During the shoot I really tested my capacity to resist “obstacles”, it was at times very difficult, I didn’t know where I was going, no direction, it was like being thrown in the lion’s den.
There was no script, the storytelling was weak and the whole plan was turned on its head by last minute changes and many cancelations, but that can be said about a lot of “cinema” projects.
L'HOMME AU BAIN by Christophe Honoré, starring Chiara Mastroianni and François Sagat.
Regarding HOMME AU BAIN, the shooting was a lot more structured, but energetic nevertheless. It’s on this project that I realized that my abilities as an actor were limited, weak even, and felt like I was a big challenge for Christophe Honoré because of my “heavy” image, of the luggage I was carrying.
There were moments when I thought I terrified him, being everything except malleable. The project was constantly evolving due to the fact that we had planned it as a short, and that a lot of questions arose towards the end of shooting.
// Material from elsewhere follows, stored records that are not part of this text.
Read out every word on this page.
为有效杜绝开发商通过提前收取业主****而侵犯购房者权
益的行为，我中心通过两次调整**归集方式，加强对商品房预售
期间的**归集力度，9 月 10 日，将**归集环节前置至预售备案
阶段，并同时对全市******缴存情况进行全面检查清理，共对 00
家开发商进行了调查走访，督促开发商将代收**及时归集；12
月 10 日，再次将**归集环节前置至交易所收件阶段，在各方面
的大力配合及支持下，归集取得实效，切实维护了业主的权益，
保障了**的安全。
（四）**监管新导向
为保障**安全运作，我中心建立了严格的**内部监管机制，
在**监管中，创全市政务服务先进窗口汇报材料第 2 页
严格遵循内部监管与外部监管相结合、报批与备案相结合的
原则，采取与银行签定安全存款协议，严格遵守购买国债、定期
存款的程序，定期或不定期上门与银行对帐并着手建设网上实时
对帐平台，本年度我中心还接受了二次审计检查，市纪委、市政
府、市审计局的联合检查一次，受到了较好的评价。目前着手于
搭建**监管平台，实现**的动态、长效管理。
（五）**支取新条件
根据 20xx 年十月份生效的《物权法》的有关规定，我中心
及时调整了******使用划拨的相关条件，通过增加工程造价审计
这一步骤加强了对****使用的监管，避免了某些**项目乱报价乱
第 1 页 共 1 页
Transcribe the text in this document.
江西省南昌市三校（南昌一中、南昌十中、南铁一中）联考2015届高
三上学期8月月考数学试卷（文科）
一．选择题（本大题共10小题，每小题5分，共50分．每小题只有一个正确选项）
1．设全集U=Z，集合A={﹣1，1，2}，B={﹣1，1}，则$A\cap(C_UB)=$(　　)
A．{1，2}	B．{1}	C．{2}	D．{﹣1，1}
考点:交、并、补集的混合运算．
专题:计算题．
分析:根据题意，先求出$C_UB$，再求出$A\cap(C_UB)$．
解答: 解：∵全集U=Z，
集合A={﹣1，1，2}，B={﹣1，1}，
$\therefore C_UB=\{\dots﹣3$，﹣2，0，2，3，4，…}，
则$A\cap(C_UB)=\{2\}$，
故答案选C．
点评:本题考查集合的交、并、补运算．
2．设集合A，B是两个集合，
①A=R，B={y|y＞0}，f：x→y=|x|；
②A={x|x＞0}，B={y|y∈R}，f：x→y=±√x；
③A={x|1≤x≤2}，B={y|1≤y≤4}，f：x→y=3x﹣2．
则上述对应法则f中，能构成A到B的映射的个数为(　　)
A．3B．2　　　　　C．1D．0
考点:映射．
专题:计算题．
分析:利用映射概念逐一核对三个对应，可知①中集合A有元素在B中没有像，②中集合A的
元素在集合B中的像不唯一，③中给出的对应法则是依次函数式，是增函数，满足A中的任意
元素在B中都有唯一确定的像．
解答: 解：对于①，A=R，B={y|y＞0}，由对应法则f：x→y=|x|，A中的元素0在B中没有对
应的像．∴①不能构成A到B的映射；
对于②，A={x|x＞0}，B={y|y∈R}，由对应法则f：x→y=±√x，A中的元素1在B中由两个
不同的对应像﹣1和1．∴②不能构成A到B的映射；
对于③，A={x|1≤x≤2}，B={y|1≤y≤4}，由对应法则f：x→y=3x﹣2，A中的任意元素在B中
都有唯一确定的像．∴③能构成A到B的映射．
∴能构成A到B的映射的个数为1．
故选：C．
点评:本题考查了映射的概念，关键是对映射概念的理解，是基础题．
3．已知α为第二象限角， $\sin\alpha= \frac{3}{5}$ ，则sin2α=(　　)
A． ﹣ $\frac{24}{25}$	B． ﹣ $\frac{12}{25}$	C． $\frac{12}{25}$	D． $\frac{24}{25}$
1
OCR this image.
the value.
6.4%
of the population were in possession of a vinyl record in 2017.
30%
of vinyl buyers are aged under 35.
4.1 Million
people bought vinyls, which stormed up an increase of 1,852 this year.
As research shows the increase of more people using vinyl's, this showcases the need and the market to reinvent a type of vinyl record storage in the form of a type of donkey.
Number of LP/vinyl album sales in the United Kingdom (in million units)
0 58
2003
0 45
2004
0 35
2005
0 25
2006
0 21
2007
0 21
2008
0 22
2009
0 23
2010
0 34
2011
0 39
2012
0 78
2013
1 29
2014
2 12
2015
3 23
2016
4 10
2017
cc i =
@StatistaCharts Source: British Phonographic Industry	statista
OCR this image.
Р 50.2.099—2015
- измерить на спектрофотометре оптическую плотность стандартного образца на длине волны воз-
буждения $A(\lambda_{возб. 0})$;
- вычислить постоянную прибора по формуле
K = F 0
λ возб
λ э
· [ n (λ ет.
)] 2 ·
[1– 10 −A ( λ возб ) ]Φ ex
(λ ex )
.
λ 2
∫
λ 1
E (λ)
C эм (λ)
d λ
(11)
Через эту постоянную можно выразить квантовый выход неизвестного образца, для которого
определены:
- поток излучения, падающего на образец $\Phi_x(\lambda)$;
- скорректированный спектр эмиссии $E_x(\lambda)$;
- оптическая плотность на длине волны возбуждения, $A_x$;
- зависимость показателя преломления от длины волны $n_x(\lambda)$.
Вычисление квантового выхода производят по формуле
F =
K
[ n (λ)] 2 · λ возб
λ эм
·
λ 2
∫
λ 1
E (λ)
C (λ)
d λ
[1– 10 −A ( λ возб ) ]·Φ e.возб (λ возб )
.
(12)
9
It was finally released as a full feature film, and I have the feeling it wasn’t the right place for the film.
It was an intimate project which to me, with hindsight, would have had a strong impact as a short. But I am neither director nor the creator of my own character. Rather than control the situation, I felt the blowback. But surely the imperfection of the final result makes it a real film, that can be remarked and criticized. I chose to shoot it and live the collaboration for the moment rather than think of the finished product.
François Sagat for QVEST magazine. Photography by René Habermacher.
What is the difference to you between acting in a porn movie or a feature film?
The difference ? Of course there are differences.
When you’re a porno actor, you’re in constant control of your carnal envelope and your physical aspect, whether you learn it or you have it from the start.
I didn’t know it as first but I am someone who has that ability. Porn is often an activity for people who are shy orally.
As a performer, you never really have to carry the more or less artistic responsabilities of a porn film, because there is no artistic issue to start with. You just have to be a good soldier fitting what the consumer desires to watch and what the production has decided, and that’s it.
I think also that I am someone who’s very sexual and exhibitiionist, but that’s not really giving you a scoop. Porn is like military service, it’s “my way or the highway”, and in my case, I’ve been and continue to be a good soldier.
The main difference is that you need a capacity to adapt and to lose who you really are, physically as well as morally. I created for myself a character in porn as in life, it’s difficult to let it go.
Video still from PILORI installation by Lynsey Peisinger & The Stimuleye. Villa Noailles, Hyères 2012.